Kenanga Research & Investment

Oil & Gas - Petronas Sees Improved Profits in FY21

kiasutrader
Publish date: Wed, 02 Mar 2022, 09:36 AM

A read-through of Petronas group’s FY21 results shows a strong set of earnings, underpinned by higher average realised prices throughout the year – in tandem with the strong crude oil prices. However, capex spending still remains low, with 2022 capex at only RM30.5b – its lowest in over two decades, and falling short of its earlier guidance of RM39-40b for 2022. This was due to the prolonged movement restrictions and supply chain disruptions, which prevented the group from executing its intended capital investments. Nonetheless, activities have been picking up, and as such, we are expecting to see a rebound in capex spending as early as 1H22. That said, we are also anticipating Petronas’ 2022 capex to normalise back to RM40-50b. Meanwhile, Petronas had paid out a total of RM25b dividends in 2021. Given the high oil prices, we are expecting dividends to stay at least level YoY for 2022, backed by its healthy net-cash position of ~RM67b. Overall, we maintain our OVERWEIGHT stance on the sector, with a higher 2022 average Brent crude oil price assumption of USD90 per barrel (from USD65 previously) on the back of supply disruption fears following the unfolding of Russia’s invasion into Ukraine. For stock selections, we have highlighted PCHEM and HIBISCS as picks to benefit from the high oil prices, and DAYANG and UZMA as beneficiaries from the recovery of local activity levels.

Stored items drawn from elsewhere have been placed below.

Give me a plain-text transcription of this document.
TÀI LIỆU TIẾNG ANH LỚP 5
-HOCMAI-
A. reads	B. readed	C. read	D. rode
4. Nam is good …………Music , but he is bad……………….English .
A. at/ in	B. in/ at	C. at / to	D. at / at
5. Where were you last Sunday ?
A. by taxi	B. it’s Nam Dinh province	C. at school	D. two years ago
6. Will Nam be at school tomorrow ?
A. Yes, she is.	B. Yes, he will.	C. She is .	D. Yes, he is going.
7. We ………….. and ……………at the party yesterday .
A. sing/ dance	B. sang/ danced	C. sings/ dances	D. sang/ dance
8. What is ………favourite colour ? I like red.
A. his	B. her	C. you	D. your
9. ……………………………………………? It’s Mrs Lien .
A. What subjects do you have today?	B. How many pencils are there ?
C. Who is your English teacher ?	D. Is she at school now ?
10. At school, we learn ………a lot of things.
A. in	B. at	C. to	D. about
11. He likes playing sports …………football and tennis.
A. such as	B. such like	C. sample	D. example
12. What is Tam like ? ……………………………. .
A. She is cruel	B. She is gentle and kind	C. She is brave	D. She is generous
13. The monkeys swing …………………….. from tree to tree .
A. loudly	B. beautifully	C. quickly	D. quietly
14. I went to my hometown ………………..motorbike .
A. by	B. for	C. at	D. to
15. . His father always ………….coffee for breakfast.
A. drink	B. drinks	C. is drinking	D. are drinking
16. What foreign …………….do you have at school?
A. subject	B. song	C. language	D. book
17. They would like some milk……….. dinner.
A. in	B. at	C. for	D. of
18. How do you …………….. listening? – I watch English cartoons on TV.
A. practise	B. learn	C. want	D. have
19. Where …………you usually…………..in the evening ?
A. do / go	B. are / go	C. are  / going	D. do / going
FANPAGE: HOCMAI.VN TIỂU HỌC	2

Strong FY21 results. Petronas group recorded FY21 core PATAMI of RM39.5b (arrived after adjusting for net impairments) – more than quadrupled YoY, largely thanks to the higher average realised prices throughout the year. This is in tandem with the strong oil prices, with Brent crude averaging at USD71/barrel in 2021, versus USD43/barrel in 2020. Similarly for the quarter of 4QFY21, Petronas’ core PATAMI of RM13b continued to grow a further 6% sequentially and turnaround from losses in 4QFY20, thanks to the higher average realised prices.

Capex spending at a low. Petronas 2021 capex spending came in at RM30.5b – falling short of its earlier guidance of RM39- 40bil capex for 2021. This was even lower than 2020 capex of RM33b, and these two years makes up the lowest capex spent by the company thus far in over two decades. Petronas cited this was due to projects being affected by the prolonged movement restrictions coupled with supply chain interruptions, resulting in the group unable to incur capital spending as originally intended. Nonetheless, with the re-opening of borders and ease of traveling, activities have been picking up since early 2022. With that said, we expect 2022 Petronas capex to normalise back to the range of RM40-50b, with a rebound to be seen as early as 1H22. In light of its energy transition agenda, the group is also guiding that ~20% of its capex for the next five years will be allocated for new energy and zero carbon initiatives. Nonetheless, we still expect upstream spending to remain its largest area of investment. As for dividends, the group had paid out a total of RM25b in 2021 – representing the third year of decline. In tandem with the higher oil prices, we are also expecting this to stay at least level YoY for 2022, backed by its healthy net-cash position of ~RM67b.

Anticipated recovery in activity levels. With an anticipated pick up in Petronas’ capex spend going forward, local activity levels are also expected to see some mild recovery. Earlier in our read-through of Petronas’ latest activity outlook, we have highlighted DAYANG to be one of the key beneficiaries, given the planned increase in offshore maintenance, construction and modification (MCM), and hook-up and commissioning (HUC) works. Meanwhile, we believe UZMA could also benefit from the increased levels of brownfield activities – especially in an environment of higher oil prices as producers would be more incentivised to enhance well productions.

Maintain OVERWEIGHT on the sector. With the unfolding of the Russia’s invasion of Ukraine, Brent crude prices have jumped over USD100/barrel in light of fears supply disruption. Note that Russia contributes to ~10% global oil supply. This managed to more than offset expectations of a slight global oversupply in 2022 under a “no war” status quo scenario. Meanwhile, the OPEC+ alliance is expected to continue sticking to its planned supply increase of 400k barrels per day (bpd) – with no plans of further increasing output (at least for now), which could further exacerbate global supply disruption fears. With all things considered, we raised our 2022 average Brent crude oil price assumption to USD90/barrel (from USD65 previously). Sector picks for the moment include PCHEM (OP, TP: RM11.00) and HIBISCS (Not Rated) as proxies for the high oil prices, as well as DAYANG (OP, TP: RM1.00) and UZMA (OP, TP: RM0.68) as beneficiaries of the recovery in local activity levels.